Into this, Merlin is introduced. Now, who the hell is Merlin? Well, he...or perhaps she...is a sort of android put in stasis by the original technology boys on Safehold. Despite receiving a beating, these boys stashed her away out of sight so that he (let's just call Merlin a male) could be revived 800 years later to sort out the stagnation caused by the church. He is a weird sort of chap, not really human as such but recognisable as one just the same. Armed with his ideas and technology it must be said, he eventually goes to the kingdom of Charis, which is a strong sea-faring nation of independent mind, to fight off the other kingdoms of the planet steeped in the mire of religious dogma.
Perhaps it is worth mentioning that the very presence of Merlin and the technology at his command should attract the attention of the Gbaba and ensure the destruction of Safehold. However, David Weber skirts about this and gets on with writing with the main theme of the book which is that of alternate history...Baen Books stuff. Merlin is responsible for introducing new technology to the humans of Charis. It is not in the form of atomic blasters or robotic armies, it's simple things like better cannons, sails and other modifications of mediaeval weapons, maybe making them a century more advanced, enough to give them the edge over the enemy.
In essence, all but a small part of the entire book is involved in mediaeval in-fighting and warfare mainly of a nautical nature. The Gbaba did not appear and their only presence is that of a ghostly presence that sometimes interferes to modify behaviour. If you're looking for a grim fight out with the aliens then I would forget it...it just doesn't happen. In fact, the book describes the naval battles between Charis and the other countries that are governed by the church. It's like a reformation battle between the armies of the Pope and those of the breakaway states.
To be fair, David Weber is very good at describing battles and matters to do with the sea. They really come alive in this book and you soon become immersed in the tactics, the weapons and the ships of war. In his creation of Safehold, he has reformed humanity to fight again all the gruesome battles we've gone through in the past. There is no doubt he knows his stuff and you can be assured that when describing certain types of cannons, naval tactics in battles or the sails on boats the descriptions will be accurate.

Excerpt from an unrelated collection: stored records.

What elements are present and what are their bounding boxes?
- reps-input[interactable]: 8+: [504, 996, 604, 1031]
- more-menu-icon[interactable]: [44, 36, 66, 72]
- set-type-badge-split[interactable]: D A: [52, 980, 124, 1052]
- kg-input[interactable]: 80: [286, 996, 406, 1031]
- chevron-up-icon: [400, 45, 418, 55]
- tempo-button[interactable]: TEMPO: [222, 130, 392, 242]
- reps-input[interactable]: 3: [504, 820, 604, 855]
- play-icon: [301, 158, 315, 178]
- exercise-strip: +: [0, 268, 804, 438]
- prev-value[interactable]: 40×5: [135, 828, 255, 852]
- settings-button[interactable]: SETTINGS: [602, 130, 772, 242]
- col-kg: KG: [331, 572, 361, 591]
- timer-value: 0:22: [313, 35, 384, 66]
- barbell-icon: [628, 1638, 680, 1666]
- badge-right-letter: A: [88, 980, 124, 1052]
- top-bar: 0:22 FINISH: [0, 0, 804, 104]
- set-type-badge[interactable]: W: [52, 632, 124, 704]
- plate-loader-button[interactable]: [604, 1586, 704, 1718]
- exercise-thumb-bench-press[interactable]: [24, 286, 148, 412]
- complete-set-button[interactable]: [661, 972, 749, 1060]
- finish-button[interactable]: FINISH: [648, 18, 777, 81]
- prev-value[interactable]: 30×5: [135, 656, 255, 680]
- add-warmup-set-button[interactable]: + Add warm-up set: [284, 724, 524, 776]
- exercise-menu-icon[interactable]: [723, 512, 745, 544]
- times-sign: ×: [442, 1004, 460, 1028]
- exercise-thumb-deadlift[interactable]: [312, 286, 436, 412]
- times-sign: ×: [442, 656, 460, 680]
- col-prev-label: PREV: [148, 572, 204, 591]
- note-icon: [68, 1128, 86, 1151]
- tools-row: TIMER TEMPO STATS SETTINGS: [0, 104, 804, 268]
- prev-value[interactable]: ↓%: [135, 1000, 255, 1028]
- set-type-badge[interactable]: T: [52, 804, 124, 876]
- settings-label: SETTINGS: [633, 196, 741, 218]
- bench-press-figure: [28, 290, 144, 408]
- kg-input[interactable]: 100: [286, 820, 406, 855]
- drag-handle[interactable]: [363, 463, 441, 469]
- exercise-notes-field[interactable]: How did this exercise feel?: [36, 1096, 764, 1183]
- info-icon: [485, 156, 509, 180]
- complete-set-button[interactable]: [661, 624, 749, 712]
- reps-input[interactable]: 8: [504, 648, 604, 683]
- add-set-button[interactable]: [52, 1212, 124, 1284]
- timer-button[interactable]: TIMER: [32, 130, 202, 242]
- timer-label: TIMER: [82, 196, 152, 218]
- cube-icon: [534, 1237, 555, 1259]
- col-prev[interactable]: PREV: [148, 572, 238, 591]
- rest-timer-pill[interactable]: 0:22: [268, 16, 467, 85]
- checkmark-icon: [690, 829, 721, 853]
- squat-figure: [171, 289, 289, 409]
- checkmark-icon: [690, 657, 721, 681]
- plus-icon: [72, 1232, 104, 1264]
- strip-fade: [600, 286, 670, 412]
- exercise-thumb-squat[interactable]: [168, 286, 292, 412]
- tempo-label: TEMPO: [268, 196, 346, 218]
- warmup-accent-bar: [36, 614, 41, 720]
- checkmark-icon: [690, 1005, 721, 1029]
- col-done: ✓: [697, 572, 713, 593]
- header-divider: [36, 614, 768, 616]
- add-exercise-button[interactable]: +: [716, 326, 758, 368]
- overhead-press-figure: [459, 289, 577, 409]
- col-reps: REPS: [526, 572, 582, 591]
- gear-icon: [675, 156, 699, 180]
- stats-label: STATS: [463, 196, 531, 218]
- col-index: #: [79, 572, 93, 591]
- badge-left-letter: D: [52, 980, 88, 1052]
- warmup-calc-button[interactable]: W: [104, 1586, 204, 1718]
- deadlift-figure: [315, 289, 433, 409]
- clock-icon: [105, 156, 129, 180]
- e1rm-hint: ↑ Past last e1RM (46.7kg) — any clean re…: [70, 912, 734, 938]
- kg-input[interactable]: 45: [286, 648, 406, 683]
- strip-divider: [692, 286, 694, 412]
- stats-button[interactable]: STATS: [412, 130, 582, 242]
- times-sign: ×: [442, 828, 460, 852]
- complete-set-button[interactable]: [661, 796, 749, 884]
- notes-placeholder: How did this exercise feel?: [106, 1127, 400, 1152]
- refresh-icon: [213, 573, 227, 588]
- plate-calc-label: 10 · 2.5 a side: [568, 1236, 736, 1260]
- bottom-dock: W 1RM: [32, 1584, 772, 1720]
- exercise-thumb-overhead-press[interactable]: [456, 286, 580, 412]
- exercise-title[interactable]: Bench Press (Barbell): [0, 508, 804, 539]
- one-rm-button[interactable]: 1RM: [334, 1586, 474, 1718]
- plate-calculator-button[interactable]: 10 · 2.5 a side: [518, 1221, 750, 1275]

The 'Safehold' series is now two books strong and another is planned for release in 2009 to take us to approximately 2000 pages of literature devoted to alternate history. If you're looking for Science Fiction in the form of aliens and battles amongst the stars then do not look here. If you're looking for complex and intriguing Science Fiction then don't look here. How long this series will go on for is anybody's guess. Seven books? Perhaps a dozen? Maybe if the Gbaba ever re-appear they will be beaten and it will probably take a only few pages of the very last novel. Basically, the Gbaba are immaterial and are only a vehicle for the creation of this new world.
Nonetheless, David Weber has a great following and the sales of his books testify to this. They are page-turners and the fans are crying out for more material as soon as a new book is published and digested. I don't think the fans of these books become immersed in theological discussions on the merits of autocratic religious societies and the freedom of scientists to do what they will. Rather, they are interested in a good story that will keep them occupied and intrigued, which will keep them excited and enthralled. David Weber delivers this is an accomplished manner. While I would not recommend this book to myself, it definitely has mass appeal and I'm sure its financial future will be secure...Safehold.